Codgers on the Moon
I was noticing that my bell bottom pants were getting nicely frayed around the cuffs when the telephone rang. It was Randy. He said, "What are you doing?" I said, "Recording a song about lasers." He said, "Wanna go to the moon?"
I knew what he meant. When Randy got bored it always meant that it was time to go crazy, and nothing in 1969 had been as crazy as going to the moon. I never knew what he might be thinking and I always hoped it would not end up with us in jail again. That had happened twice. Once in New Orleans for disorderly conduct, and once in San Mateo on suspicion of robbery. The police let us go both times because we were just bored kids. Even police knew what that was like. They became policemen because they hated boredom.

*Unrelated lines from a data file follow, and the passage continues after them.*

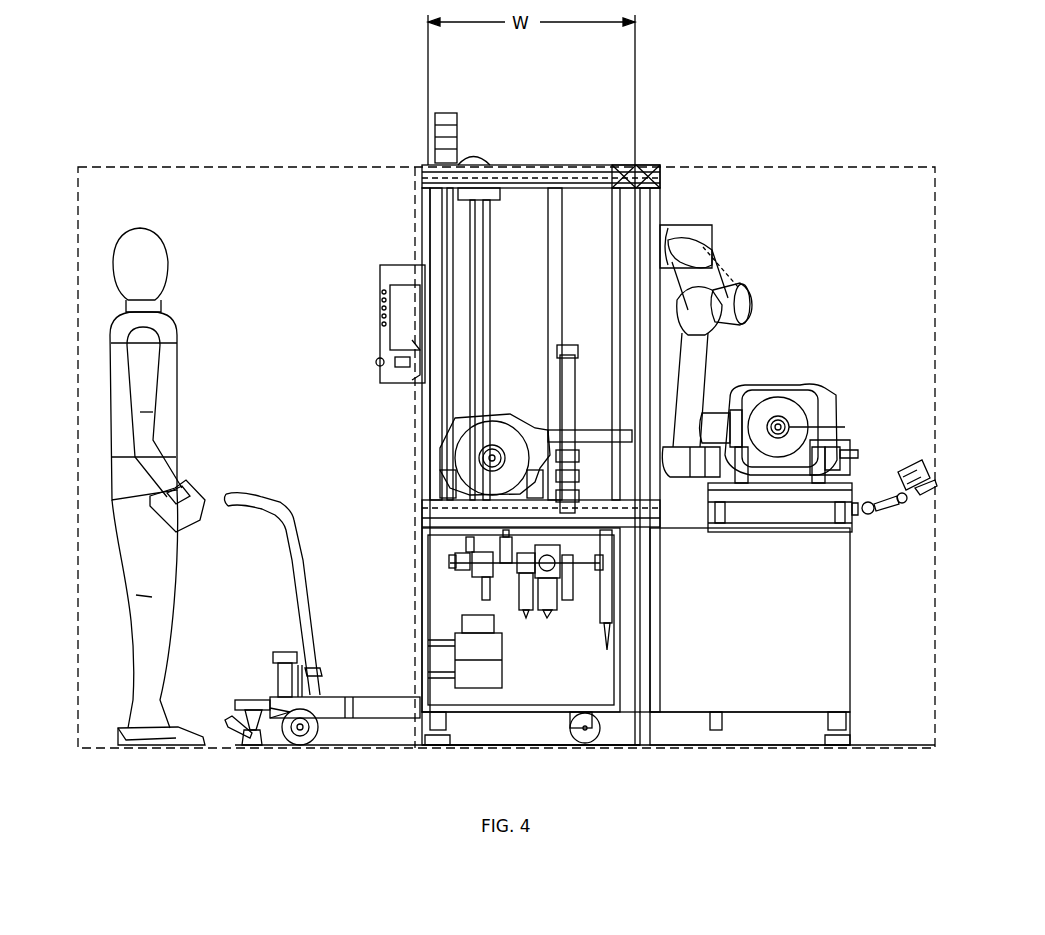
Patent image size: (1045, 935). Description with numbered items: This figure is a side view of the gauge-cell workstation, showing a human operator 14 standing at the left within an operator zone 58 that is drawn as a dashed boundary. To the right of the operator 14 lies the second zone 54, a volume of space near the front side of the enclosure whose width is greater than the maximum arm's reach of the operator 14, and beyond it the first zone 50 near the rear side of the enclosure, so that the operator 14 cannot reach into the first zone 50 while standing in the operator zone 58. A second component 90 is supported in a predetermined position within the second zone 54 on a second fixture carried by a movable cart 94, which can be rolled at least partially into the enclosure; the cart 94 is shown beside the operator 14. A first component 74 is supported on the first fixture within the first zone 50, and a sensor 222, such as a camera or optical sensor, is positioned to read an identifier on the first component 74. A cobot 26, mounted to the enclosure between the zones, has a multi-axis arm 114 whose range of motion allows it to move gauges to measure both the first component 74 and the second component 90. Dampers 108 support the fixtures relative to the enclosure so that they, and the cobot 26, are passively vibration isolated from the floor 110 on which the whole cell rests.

The human operator 14 is at (114, 305).
The cobot 26 is at (740, 281).
The first zone 50 is at (715, 152).
The second zone 54 is at (554, 170).
The operator zone 58 is at (145, 160).
The first component 74 is at (810, 385).
The second component 90 is at (450, 432).
The cart 94 is at (283, 494).
The dampers 108 is at (848, 722).
The floor 110 is at (490, 752).
The multi-axis arm 114 is at (717, 274).
The sensor 222 is at (917, 465).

Thirty minutes later I heard a honk and looked out to see Randy in a pile of junk. He had bought another car for $75. Randy bought junkers and abandoned them when they stopped working. He didn't register them so he never seemed to get in trouble. It was true that the cars were not worth fixing or paying tickets. Randy always had a system to beat the system.
Today the plan was to drive to Psilocybin Beach, drop some mushrooms, and run around naked, screaming at the top of our lungs. We did that every month or so. I was relieved because I really didn't want to commit more than the day to this adventure. A year earlier Randy had decided he wanted to buy a switchblade, which meant we had to drive one of his junkers to Tijuana, Mexico, almost 1000 miles away. The short version is that the car broke down somewhere around San Diego and we had to hitchhike back in the rain. We were out for five days mostly stuck in Seal Beach, CA and got deathly ill. Also, no switchblade.
But that would not be today's plan. Just the normal day at the beach.
When Randy dropped me back at my house he asked if he could hear the song about lasers so I played the tape as it currently existed. It had no lyrics, just an instrumental so he asked if I had only been thinking about lasers while jerking off. I said, "Yeah." I desperately wanted a laser.
Randy said it was a terrible idea for a song, but he had written a poem about a moon man which would fit nicely with the music. I said, "Moon man is good."